Im Rahmen der kosmischen Dialektik ist diese Idee in Gott

Grund und Bestimmung der Dinge zugleich.

 

 

Die Vollendung der Schöpfung aus Gnade

 

Im Vorwort seiner Übersetzung der „Ambigua ad Iohannem“ teilt Eriugena mit,

er habe von Maximus gelernt, „welcher Art die Rückkehr (reversio),

d.h. die Vereinigung[2] (copulatio) der göttlichen Gutheit auf denselben Stufen sei:

von der unbegrenzten und verschiedenartigen Vielfalt dessen, was ist,

bis zur einfachsten Einheit von allem, was in Gott und was Gott ist,

so daß Gott alles und alles Gott ist“ […]

Der Bewegung der „divisio naturae“ entspricht genau (per eosdem gradus) die umgekehrte Bewegung der „adunatio naturarum“.

An ihrem Ende steht die Einheit des Wirklichkeitsganzen in Gott. [3]

Im Anschluss an Gregor von Nyssa hatte Maximus im 37. Kapitel seiner „Ambuiga“ das dialektische Schema einer fünfstufigen Einteilung des Wirklichkeitsganzen entfaltet. […] Eriugena, der dieses Kapitel zu Beginn des zweiten Buches

von PERIPHYSEON nahezu vollständig zitiert,

faßt dort das fünffache Schema des Maximus als identisch mit seiner eigenen, vierfachen „divisio naturae“ auf.

Auch im fünften Buch von PERYPHYSEON bestimmt die fünffache Einteilung des Wirklichkeitsganzen (naturarum omnium quinqepertita divisio: 893 B) die Struktur des Vollendungsgeschehens. […]

Daneben kennt Eriugena zwei weitere Schemata: eine dreifache (1020A-C) und eine „siebenfache“ (gradus septem), tatsächlich jedoch achtfache Stufung des Wirklichkeitsganzen (1020CD). […]

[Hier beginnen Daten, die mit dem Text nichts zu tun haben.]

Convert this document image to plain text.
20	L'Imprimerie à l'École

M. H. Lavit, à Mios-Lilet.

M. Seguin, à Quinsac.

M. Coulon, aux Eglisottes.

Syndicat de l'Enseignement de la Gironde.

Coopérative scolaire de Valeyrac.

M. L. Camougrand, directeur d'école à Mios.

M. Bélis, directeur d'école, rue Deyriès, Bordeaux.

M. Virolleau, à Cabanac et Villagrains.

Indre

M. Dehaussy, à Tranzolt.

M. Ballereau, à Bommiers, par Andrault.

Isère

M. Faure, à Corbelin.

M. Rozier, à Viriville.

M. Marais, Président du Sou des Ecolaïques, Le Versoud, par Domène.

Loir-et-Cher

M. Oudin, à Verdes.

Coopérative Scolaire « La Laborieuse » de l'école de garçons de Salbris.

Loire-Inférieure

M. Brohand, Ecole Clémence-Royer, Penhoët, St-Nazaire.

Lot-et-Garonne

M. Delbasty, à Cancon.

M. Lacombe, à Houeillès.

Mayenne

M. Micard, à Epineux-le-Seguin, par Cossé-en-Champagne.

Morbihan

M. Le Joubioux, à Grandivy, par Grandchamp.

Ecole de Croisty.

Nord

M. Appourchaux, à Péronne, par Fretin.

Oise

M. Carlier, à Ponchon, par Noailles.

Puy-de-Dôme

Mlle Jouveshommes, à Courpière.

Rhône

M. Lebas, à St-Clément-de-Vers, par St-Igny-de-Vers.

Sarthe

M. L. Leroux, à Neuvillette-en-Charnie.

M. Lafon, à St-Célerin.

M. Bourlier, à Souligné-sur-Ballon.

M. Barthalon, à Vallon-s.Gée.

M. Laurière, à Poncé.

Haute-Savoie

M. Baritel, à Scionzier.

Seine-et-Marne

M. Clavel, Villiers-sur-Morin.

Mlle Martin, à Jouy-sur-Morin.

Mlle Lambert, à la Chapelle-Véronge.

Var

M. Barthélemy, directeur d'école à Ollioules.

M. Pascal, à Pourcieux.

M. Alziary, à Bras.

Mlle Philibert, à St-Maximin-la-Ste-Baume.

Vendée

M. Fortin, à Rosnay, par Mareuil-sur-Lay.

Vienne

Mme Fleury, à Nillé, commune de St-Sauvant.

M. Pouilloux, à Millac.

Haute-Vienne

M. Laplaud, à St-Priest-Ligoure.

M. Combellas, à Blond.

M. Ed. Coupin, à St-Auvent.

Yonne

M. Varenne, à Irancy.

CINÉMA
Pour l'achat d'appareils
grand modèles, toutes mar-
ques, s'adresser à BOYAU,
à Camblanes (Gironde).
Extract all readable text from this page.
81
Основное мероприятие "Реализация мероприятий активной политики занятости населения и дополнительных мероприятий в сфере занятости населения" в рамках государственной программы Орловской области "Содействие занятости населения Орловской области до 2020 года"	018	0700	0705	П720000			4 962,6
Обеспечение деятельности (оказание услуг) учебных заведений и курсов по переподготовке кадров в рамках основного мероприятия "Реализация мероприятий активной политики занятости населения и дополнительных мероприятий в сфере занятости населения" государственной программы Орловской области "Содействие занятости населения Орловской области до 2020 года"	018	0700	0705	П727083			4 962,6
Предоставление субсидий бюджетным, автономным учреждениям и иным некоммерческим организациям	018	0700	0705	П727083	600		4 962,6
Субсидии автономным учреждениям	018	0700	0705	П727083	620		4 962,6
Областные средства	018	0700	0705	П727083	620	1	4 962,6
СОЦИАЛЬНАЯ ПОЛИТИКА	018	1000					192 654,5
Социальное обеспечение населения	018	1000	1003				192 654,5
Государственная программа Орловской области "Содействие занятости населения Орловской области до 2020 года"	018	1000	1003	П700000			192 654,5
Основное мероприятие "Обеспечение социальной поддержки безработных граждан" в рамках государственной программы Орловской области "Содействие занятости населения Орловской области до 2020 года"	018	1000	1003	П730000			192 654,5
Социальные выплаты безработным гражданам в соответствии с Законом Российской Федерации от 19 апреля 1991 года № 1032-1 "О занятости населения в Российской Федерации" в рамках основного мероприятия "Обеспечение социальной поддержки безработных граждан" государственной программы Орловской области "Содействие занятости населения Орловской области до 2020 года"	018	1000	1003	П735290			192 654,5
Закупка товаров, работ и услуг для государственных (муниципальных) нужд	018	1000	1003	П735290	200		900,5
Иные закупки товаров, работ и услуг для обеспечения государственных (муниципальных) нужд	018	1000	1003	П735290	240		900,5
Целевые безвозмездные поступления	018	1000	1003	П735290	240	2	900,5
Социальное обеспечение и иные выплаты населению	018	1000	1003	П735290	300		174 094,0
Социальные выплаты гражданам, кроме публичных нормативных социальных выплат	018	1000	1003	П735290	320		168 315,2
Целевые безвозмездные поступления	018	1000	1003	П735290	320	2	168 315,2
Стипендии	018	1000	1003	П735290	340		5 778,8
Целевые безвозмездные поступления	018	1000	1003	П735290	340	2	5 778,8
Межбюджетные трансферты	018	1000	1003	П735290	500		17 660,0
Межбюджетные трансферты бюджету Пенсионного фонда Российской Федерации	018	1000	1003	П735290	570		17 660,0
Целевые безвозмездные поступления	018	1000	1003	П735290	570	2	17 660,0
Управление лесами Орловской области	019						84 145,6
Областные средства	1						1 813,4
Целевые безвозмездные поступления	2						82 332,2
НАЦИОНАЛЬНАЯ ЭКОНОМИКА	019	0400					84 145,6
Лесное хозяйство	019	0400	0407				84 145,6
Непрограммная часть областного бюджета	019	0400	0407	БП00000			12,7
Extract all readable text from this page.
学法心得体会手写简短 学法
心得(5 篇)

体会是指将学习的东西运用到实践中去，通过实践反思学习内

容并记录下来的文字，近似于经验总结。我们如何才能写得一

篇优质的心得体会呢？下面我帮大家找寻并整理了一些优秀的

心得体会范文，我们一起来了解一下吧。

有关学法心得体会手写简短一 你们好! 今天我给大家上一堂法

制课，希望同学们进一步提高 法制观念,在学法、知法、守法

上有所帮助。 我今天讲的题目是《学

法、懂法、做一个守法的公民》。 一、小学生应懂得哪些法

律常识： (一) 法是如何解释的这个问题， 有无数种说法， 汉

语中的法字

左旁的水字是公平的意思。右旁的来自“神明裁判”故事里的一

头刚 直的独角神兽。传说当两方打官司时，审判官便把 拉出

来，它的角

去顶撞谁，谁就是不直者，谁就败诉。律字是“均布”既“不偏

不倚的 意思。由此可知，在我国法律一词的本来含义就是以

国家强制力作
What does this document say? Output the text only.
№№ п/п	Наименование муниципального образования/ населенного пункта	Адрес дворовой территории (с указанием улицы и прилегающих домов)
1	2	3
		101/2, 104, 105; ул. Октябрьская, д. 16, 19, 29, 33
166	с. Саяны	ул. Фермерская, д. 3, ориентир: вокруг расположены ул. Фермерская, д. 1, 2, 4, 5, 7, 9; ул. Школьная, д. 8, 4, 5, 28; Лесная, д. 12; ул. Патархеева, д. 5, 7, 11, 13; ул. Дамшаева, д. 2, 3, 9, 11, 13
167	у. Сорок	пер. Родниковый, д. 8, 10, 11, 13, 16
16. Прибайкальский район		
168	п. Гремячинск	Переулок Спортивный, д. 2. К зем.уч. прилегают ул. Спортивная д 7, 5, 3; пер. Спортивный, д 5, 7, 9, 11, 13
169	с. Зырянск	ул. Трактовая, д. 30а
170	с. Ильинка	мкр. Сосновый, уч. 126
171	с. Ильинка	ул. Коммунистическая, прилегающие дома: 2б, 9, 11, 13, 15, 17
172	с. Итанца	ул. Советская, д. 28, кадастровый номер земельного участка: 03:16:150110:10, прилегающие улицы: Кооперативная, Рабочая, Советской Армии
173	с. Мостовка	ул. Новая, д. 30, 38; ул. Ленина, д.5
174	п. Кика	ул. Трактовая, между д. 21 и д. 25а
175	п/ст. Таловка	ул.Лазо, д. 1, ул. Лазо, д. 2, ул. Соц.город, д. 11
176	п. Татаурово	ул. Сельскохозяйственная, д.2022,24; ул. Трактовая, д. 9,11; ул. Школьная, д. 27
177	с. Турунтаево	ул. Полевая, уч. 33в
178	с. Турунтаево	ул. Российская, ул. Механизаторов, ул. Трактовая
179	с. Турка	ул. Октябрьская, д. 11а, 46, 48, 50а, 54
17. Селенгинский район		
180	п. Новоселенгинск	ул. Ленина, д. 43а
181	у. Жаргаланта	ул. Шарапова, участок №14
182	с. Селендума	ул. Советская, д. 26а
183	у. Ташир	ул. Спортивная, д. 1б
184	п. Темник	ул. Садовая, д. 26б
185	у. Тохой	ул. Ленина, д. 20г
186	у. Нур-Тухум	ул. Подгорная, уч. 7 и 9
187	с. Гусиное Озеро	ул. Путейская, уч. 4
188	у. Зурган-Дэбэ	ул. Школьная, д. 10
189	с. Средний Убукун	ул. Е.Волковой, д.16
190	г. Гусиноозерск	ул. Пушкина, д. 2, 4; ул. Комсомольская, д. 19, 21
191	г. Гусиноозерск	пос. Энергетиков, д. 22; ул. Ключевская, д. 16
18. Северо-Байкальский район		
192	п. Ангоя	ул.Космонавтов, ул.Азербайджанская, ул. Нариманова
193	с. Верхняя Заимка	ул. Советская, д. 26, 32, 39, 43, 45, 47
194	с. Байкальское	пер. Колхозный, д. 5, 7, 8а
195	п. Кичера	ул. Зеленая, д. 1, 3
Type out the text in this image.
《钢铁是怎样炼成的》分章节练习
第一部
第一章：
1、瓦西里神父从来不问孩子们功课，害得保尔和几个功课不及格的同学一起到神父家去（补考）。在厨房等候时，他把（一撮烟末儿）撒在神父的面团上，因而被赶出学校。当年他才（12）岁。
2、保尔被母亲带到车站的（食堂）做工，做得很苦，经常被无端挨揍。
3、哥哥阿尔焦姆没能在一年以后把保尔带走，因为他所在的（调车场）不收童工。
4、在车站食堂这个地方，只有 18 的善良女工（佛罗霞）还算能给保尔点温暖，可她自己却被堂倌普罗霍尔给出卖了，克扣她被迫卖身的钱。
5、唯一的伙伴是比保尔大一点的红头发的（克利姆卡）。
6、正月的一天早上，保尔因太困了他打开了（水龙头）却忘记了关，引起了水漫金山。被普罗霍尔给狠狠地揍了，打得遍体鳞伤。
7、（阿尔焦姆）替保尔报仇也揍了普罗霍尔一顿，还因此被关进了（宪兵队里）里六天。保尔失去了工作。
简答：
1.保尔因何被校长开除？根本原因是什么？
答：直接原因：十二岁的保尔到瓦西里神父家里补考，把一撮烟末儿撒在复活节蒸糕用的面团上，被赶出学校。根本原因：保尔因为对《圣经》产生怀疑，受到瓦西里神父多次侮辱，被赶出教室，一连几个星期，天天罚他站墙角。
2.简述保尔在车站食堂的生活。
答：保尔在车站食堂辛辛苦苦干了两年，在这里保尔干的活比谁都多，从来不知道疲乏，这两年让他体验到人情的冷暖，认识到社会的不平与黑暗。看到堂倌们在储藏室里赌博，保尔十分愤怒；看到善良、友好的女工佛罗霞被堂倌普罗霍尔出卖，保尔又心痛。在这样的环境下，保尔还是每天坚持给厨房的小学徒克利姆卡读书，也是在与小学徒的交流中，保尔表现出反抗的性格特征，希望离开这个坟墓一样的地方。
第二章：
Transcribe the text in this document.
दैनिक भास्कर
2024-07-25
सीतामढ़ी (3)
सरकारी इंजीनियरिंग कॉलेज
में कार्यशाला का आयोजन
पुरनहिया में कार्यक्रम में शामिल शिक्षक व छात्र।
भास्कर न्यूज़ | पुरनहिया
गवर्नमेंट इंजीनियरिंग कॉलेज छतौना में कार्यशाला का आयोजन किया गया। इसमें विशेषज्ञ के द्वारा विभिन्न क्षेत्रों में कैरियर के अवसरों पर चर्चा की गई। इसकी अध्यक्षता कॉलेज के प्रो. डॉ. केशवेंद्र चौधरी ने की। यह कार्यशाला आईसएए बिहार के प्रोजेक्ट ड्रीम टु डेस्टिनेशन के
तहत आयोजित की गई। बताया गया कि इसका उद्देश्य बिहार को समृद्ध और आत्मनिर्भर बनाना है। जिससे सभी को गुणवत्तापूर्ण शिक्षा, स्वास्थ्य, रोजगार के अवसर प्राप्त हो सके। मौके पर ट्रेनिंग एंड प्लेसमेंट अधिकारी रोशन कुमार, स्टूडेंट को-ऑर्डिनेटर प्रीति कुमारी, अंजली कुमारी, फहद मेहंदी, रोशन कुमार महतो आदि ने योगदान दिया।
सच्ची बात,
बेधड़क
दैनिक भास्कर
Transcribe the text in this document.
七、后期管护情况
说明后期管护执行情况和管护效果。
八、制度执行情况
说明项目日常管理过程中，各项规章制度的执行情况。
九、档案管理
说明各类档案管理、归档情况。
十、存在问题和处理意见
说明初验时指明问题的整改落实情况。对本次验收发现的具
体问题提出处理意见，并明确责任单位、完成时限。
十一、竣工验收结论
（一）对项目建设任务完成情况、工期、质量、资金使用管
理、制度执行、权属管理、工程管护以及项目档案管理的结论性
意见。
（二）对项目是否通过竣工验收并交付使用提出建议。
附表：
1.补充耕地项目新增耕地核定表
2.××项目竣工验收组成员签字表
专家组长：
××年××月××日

In jedem Fall ist die erste dieser Stufen der Untergang der sinnenfälligen Welt.

Eriugena läßt an ihrem Ende keinen Zweifel:

„Die Welt wird untergehen, und kein Teil von ihr wird zurückbleiben,

und daher auch nicht das Ganze.

Sie wird nämlich in ihre Ursachen hinübergehen, aus denen sie hervorgegangen ist,

und in denen weder Zeit noch Ort ist, sondern nur die einfachen Ideen von Ort und Zeit,

in denen alles eins ist und nicht durch irgendwelche Akzidentien unterschieden wird.“ […]

Ebenso unbezweifelbar (indubitabilis sententia) wie der Untergang der sinnenfälligen Welt ist der Fortbestand  jener idealen Sinngehalte,

aus denen die Körperdinge hervorgegangen sind. […]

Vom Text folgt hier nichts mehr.